The problem with non-Marvel produced Marvel franchises (especially Fox-produced ones) is that without Kevin Feige they do not understand, or know, what their fans (and fanboys and fangirls) want. Instead, they focused on the character without the respect to the complicated history and relationships to the MCU. Which made it a competent movie but one that felt detached from its genre despite its oft-mentioned to its history.
Reynolds effortlessly re-inhabited the role and remained, front and center, the star of this film. But it might be time to spread the attention and humour around. It gets tiresome to keep hearing the same-y kinda jokes from him. A pity TJ Miller is currently persona non grata and Morena Baccarin has minimal screen time.
Josh Brolin joined another Marvel franchise and he was a lot more emotionally effective as the CGI-ed Thanos than as live-action Cable here. Nonetheless, he was well-cast and sufficiently scary, imposing and gruff. A pity that the material handed him did not go beyond that and his backstory was just brushed through.

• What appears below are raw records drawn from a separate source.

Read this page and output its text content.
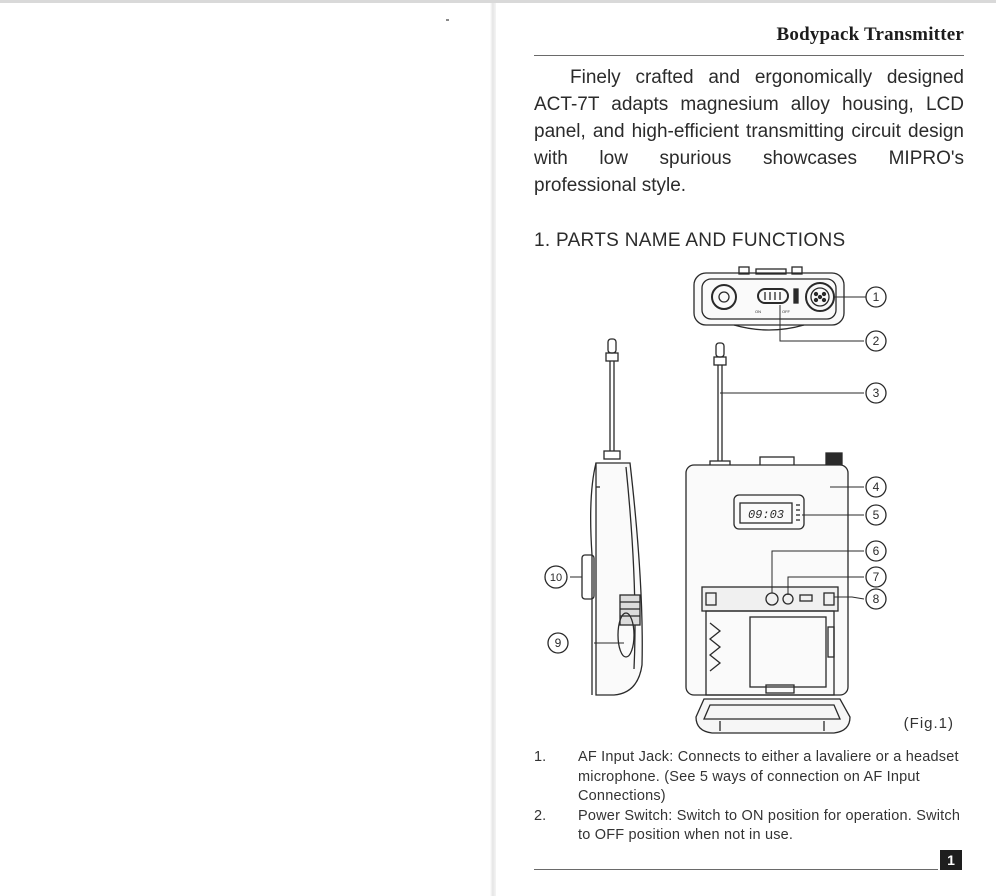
Bodypack Transmitter

Finely crafted and ergonomically designed ACT-7T adapts magnesium alloy housing, LCD panel, and high-efficient transmitting circuit design with low spurious showcases MIPRO's professional style.

1. PARTS NAME AND FUNCTIONS
ON	OFF
1
2
3
4
5
6
7
8
9
10
09:03
(Fig.1)
1.	AF Input Jack: Connects to either a lavaliere or a headset microphone. (See 5 ways of connection on AF Input Connections)
2.	Power Switch: Switch to ON position for operation. Switch to OFF position when not in use.
1
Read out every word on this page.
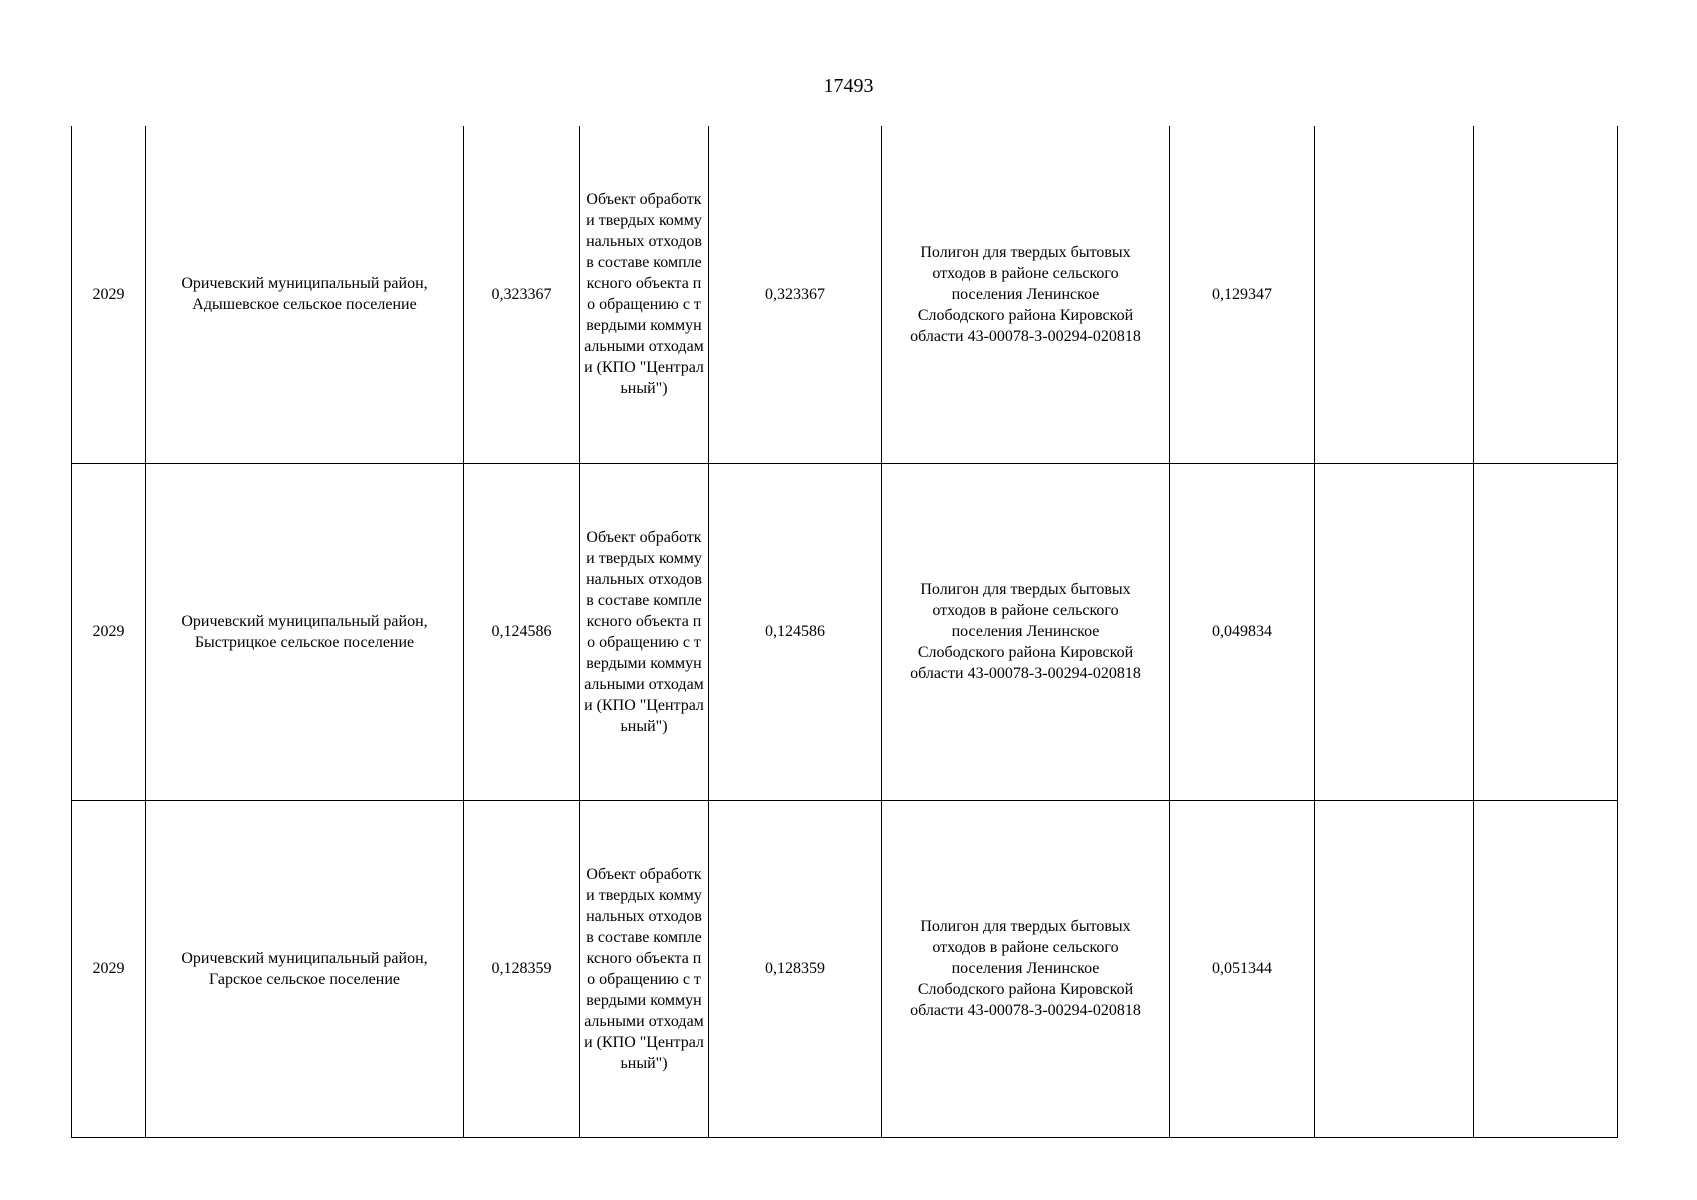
17493
2029	Оричевский муниципальный район,
Адышевское сельское поселение	0,323367	Объект обработки твердых коммунальных отходов в составе комплексного объекта по обращению с твердыми коммунальными отходами (КПО "Центральный")	0,323367	Полигон для твердых бытовых
отходов в районе сельского
поселения Ленинское
Слободского района Кировской
области 43-00078-З-00294-020818	0,129347		
2029	Оричевский муниципальный район,
Быстрицкое сельское поселение	0,124586	Объект обработки твердых коммунальных отходов в составе комплексного объекта по обращению с твердыми коммунальными отходами (КПО "Центральный")	0,124586	Полигон для твердых бытовых
отходов в районе сельского
поселения Ленинское
Слободского района Кировской
области 43-00078-З-00294-020818	0,049834		
2029	Оричевский муниципальный район,
Гарское сельское поселение	0,128359	Объект обработки твердых коммунальных отходов в составе комплексного объекта по обращению с твердыми коммунальными отходами (КПО "Центральный")	0,128359	Полигон для твердых бытовых
отходов в районе сельского
поселения Ленинское
Слободского района Кировской
области 43-00078-З-00294-020818	0,051344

Fan favourite from the first film, Brianna Hildebrand aka Negasonic Teenage Warhead, was relegated to a glorified cameo (to keep her from stealing the limelight from Reynolds?). But at least she was replaced by Zazie Beetz’s awesome Domino although it was a wasted opportunity to not use her better. She has so many apt moments to utter zingers but no, we’d better keep it all for Reynolds.
In the end, after 119 minutes, we only got one really cool action sequence (or actually just half), tons of quips and sniggers, but no big laughs, a ham-fisted morality and a flicker of character growth. And even then, by the post-credits scenes, it kind of gets mooted.
Speaking of which, other then the post-credits scenes, also watch out for the blink-and-you-might-missed-it cameos by the X-Men, Brad Pitt, Matt Damon, Alan Tudyk and a young David Heller aka Legion.